Hermann savait tout cela. Il l’avait prévu. Il se résignait à la sottise et à l’ingratitude inévitables.

Outre la défiance d’une partie de la foule, Hermann sentait contre lui, sourdement grandissante, indomptable comme l’égoïsme et comme l’instinct de conservation et de propriété, l’opposition de tous les privilégiés.

Toutefois, il allait son chemin. Rien n’eût pu le faire reculer. Naguère, il passait pour faible et impropre à l’action par excès soit de sensibilité, soit d’esprit critique. C’est qu’en ce temps-là il n’avait pas charge des autres et que ses indécisions étaient de peu de conséquence. Mais, à présent que ses sentiments devaient se traduire par des déterminations qui, elles-mêmes, devaient toutes avoir des conséquences publiques, il s’était fait une volonté. Une volonté tendue, immobile, dont l’effort solitaire et ininterrompu l’avait mis peu à peu dans cette disposition d’âme où, à force de penser que l’on doit marcher contre l’obstacle et le rompre, la perception même de l’obstacle s’abolit et où s’accomplissent les actions folles ou sublimes. Bref, Hermann vivait dans une sorte de somnambulisme moral.

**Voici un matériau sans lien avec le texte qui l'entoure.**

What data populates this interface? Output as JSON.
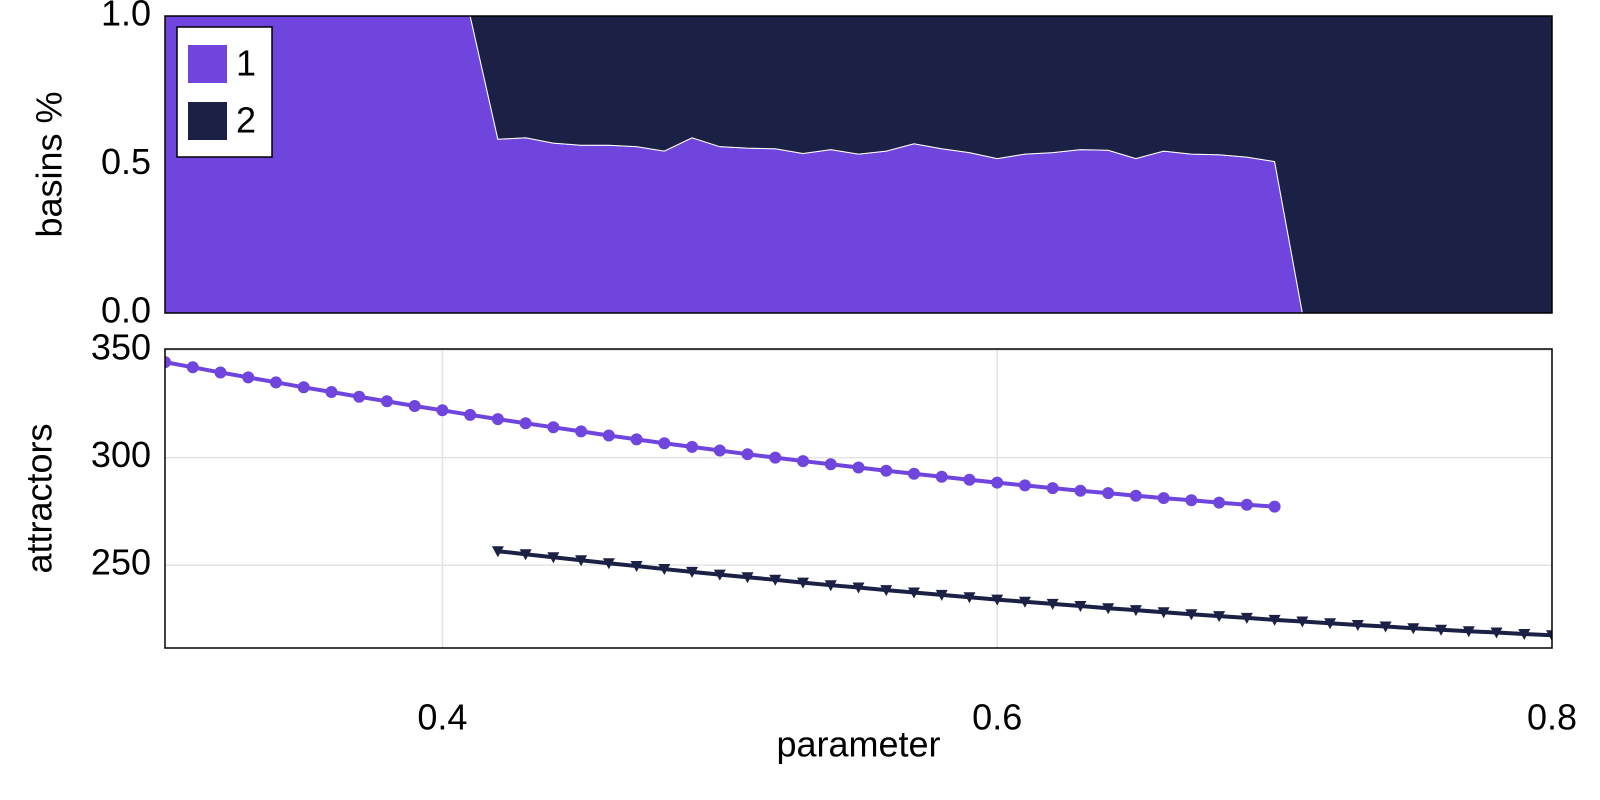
{
  "chart_data": [
    {
      "type": "area",
      "stacked": true,
      "ylabel": "basins %",
      "x": [
        0.3,
        0.31,
        0.32,
        0.33,
        0.34,
        0.35,
        0.36,
        0.37,
        0.38,
        0.39,
        0.4,
        0.41,
        0.42,
        0.43,
        0.44,
        0.45,
        0.46,
        0.47,
        0.48,
        0.49,
        0.5,
        0.51,
        0.52,
        0.53,
        0.54,
        0.55,
        0.56,
        0.57,
        0.58,
        0.59,
        0.6,
        0.61,
        0.62,
        0.63,
        0.64,
        0.65,
        0.66,
        0.67,
        0.68,
        0.69,
        0.7,
        0.71,
        0.72,
        0.73,
        0.74,
        0.75,
        0.76,
        0.77,
        0.78,
        0.79,
        0.8
      ],
      "xlim": [
        0.3,
        0.8
      ],
      "ylim": [
        0,
        1
      ],
      "yticks": [
        {
          "value": 0,
          "label": "0.0"
        },
        {
          "value": 0.5,
          "label": "0.5"
        },
        {
          "value": 1,
          "label": "1.0"
        }
      ],
      "legend": "upper left",
      "series": [
        {
          "name": "1",
          "color": "#6f45de",
          "values": [
            1,
            1,
            1,
            1,
            1,
            1,
            1,
            1,
            1,
            1,
            1,
            1,
            0.585,
            0.59,
            0.572,
            0.565,
            0.565,
            0.56,
            0.545,
            0.59,
            0.56,
            0.555,
            0.553,
            0.537,
            0.55,
            0.535,
            0.545,
            0.57,
            0.553,
            0.54,
            0.52,
            0.535,
            0.54,
            0.55,
            0.548,
            0.52,
            0.545,
            0.535,
            0.533,
            0.525,
            0.51,
            0,
            0,
            0,
            0,
            0,
            0,
            0,
            0,
            0,
            0
          ]
        },
        {
          "name": "2",
          "color": "#1b2045",
          "values": [
            0,
            0,
            0,
            0,
            0,
            0,
            0,
            0,
            0,
            0,
            0,
            0,
            0.415,
            0.41,
            0.428,
            0.435,
            0.435,
            0.44,
            0.455,
            0.41,
            0.44,
            0.445,
            0.447,
            0.463,
            0.45,
            0.465,
            0.455,
            0.43,
            0.447,
            0.46,
            0.48,
            0.465,
            0.46,
            0.45,
            0.452,
            0.48,
            0.455,
            0.465,
            0.467,
            0.475,
            0.49,
            1,
            1,
            1,
            1,
            1,
            1,
            1,
            1,
            1,
            1
          ]
        }
      ]
    },
    {
      "type": "line",
      "ylabel": "attractors",
      "xlabel": "parameter",
      "grid": true,
      "x": [
        0.3,
        0.31,
        0.32,
        0.33,
        0.34,
        0.35,
        0.36,
        0.37,
        0.38,
        0.39,
        0.4,
        0.41,
        0.42,
        0.43,
        0.44,
        0.45,
        0.46,
        0.47,
        0.48,
        0.49,
        0.5,
        0.51,
        0.52,
        0.53,
        0.54,
        0.55,
        0.56,
        0.57,
        0.58,
        0.59,
        0.6,
        0.61,
        0.62,
        0.63,
        0.64,
        0.65,
        0.66,
        0.67,
        0.68,
        0.69,
        0.7,
        0.71,
        0.72,
        0.73,
        0.74,
        0.75,
        0.76,
        0.77,
        0.78,
        0.79,
        0.8
      ],
      "xlim": [
        0.3,
        0.8
      ],
      "ylim": [
        211.5,
        350.5
      ],
      "xticks": [
        0.4,
        0.6,
        0.8
      ],
      "yticks": [
        250,
        300,
        350
      ],
      "series": [
        {
          "color": "#6f45de",
          "marker": "circle",
          "values": [
            344.4,
            342.0,
            339.6,
            337.3,
            335.0,
            332.7,
            330.5,
            328.3,
            326.2,
            324.0,
            322.0,
            319.9,
            317.9,
            316.0,
            314.1,
            312.2,
            310.3,
            308.5,
            306.7,
            305.0,
            303.3,
            301.6,
            300.0,
            298.4,
            296.9,
            295.4,
            293.9,
            292.5,
            291.1,
            289.7,
            288.4,
            287.1,
            285.8,
            284.6,
            283.5,
            282.3,
            281.2,
            280.2,
            279.1,
            278.1,
            277.2,
            null,
            null,
            null,
            null,
            null,
            null,
            null,
            null,
            null,
            null
          ]
        },
        {
          "color": "#1b2045",
          "marker": "triangle-down",
          "values": [
            null,
            null,
            null,
            null,
            null,
            null,
            null,
            null,
            null,
            null,
            null,
            null,
            256.5,
            255.1,
            253.7,
            252.3,
            250.9,
            249.6,
            248.2,
            246.9,
            245.6,
            244.4,
            243.2,
            241.9,
            240.7,
            239.6,
            238.4,
            237.3,
            236.2,
            235.1,
            234.0,
            233.0,
            232.0,
            231.0,
            230.0,
            229.1,
            228.1,
            227.2,
            226.3,
            225.5,
            224.6,
            223.8,
            223.0,
            222.2,
            221.5,
            220.7,
            220.0,
            219.3,
            218.7,
            218.0,
            217.4
          ]
        }
      ]
    }
  ]
}
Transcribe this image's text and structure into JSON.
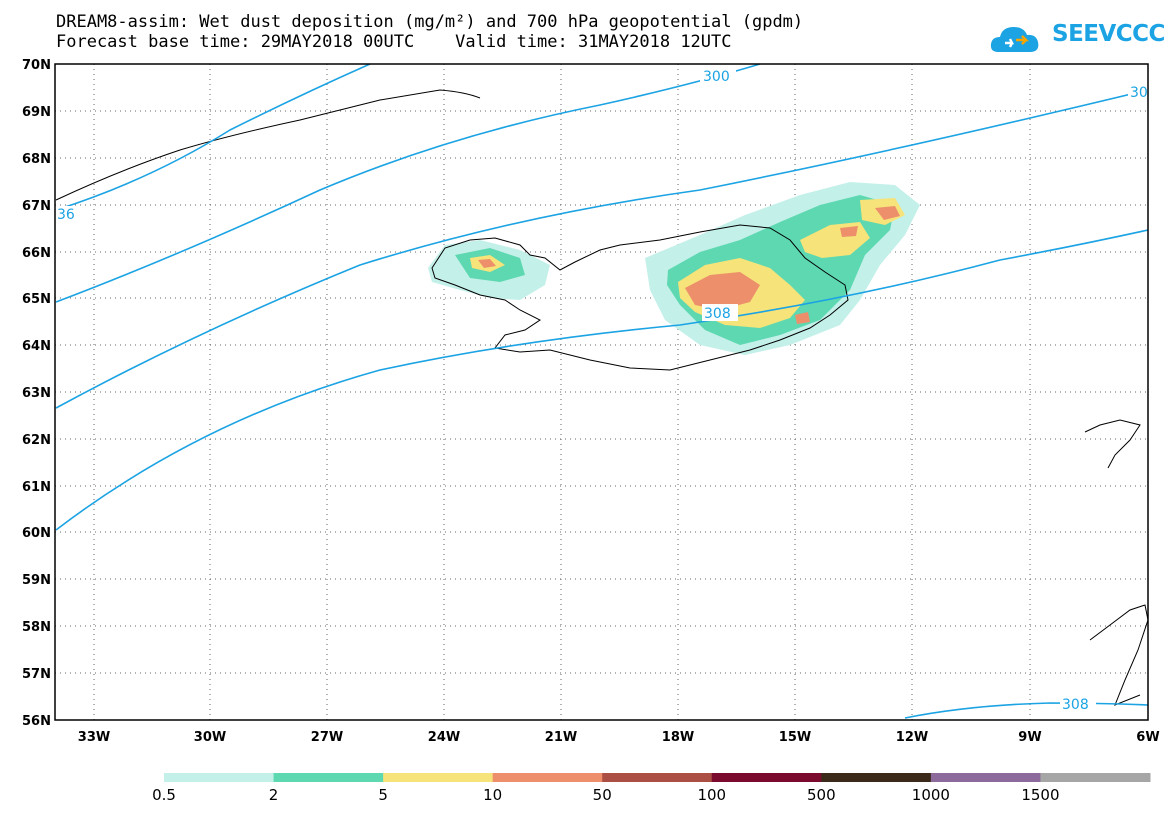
{
  "title": {
    "line1": "DREAM8-assim: Wet dust deposition (mg/m²) and 700 hPa geopotential (gpdm)",
    "line2": "Forecast base time: 29MAY2018 00UTC    Valid time: 31MAY2018 12UTC"
  },
  "logo": {
    "text": "SEEVCCC",
    "icon": "cloud-logo-icon"
  },
  "axes": {
    "lat_labels": [
      "70N",
      "69N",
      "68N",
      "67N",
      "66N",
      "65N",
      "64N",
      "63N",
      "62N",
      "61N",
      "60N",
      "59N",
      "58N",
      "57N",
      "56N"
    ],
    "lon_labels": [
      "33W",
      "30W",
      "27W",
      "24W",
      "21W",
      "18W",
      "15W",
      "12W",
      "9W",
      "6W"
    ]
  },
  "contour_labels": [
    "300",
    "30",
    "36",
    "308",
    "308"
  ],
  "legend": {
    "labels": [
      "0.5",
      "2",
      "5",
      "10",
      "50",
      "100",
      "500",
      "1000",
      "1500"
    ],
    "colors": [
      "#c4f0ea",
      "#5ed8b0",
      "#f6e37a",
      "#ec8f6a",
      "#ab4f45",
      "#7b0a2f",
      "#3b2a1a",
      "#8c6b9c",
      "#a6a6a6"
    ]
  },
  "chart_data": {
    "type": "map",
    "title": "DREAM8-assim: Wet dust deposition (mg/m²) and 700 hPa geopotential (gpdm)",
    "extent": {
      "lon": [
        -34,
        -6
      ],
      "lat": [
        56,
        70
      ]
    },
    "contour_levels_gpdm": [
      300,
      308
    ],
    "deposition_classes_mg_m2": [
      0.5,
      2,
      5,
      10,
      50,
      100,
      500,
      1000,
      1500
    ],
    "grid": true
  }
}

Au reste, sa lucidité d’esprit restant parfaite, il fixa lui-même les conditions dans lesquelles la manifestation populaire aurait licence de se produire. Les manifestants se réuniraient sur la place des Marronniers, parcourraient les quais de la rive droite jusqu’à la place des Trois-Rois, suivraient la ligne des grands boulevards et se disperseraient au carrefour de la Croix-Bleue. Sur tout ce parcours, il désigna les postes qui seraient occupés par la troupe, les édifices : caserne, Banque, Bibliothèque royale, dans les cours et les sous-sols desquels les réserves de cavalerie et d’infanterie se tiendraient prêtes à sortir au premier commandement. Il eut soin que tous ces préparatifs de répression fussent entièrement dissimulés. Il s’appliqua à tout prévoir et à donner les instructions les plus précises. Sur les points où la manifestation deviendrait séditieuse, trois sommations seraient faites, très espacées. Si elles restaient inutiles, on ferait des charges de cavalerie, très lentes. Mais, quelles que fussent les circonstances, les cavaliers ne devaient dégainer et les fantassins ne devaient tirer que sur l’ordre exprès d’Hermann. Des fils téléphoniques reliaient son cabinet à celui du général gouverneur de Marbourg, situé à l’autre extrémité du palais, et à tous les postes et dépôts de troupes. Ainsi, quoi qu’il advînt, il ne pouvait s’écouler qu’une ou deux minutes entre la transmission des nouvelles et celle des ordres du prince. Il aurait donc la direction suprême de la journée, comme il voulait en porter toute la responsabilité. Le vieux général de Kersten, gouverneur de Marbourg, une baderne qui ne connaissait que sa consigne, se soumit à tout sans réflexion, ou peut-être par cette réflexion que le prince était un « pékin » plein d’idées biscornues, qu’il fallait le laisser aller, puisqu’il était le prince, mais qu’au surplus il reconnaîtrait lui-même, tôt ou tard, la nécessité de revenir aux pratiques traditionnelles de gouvernement et de police.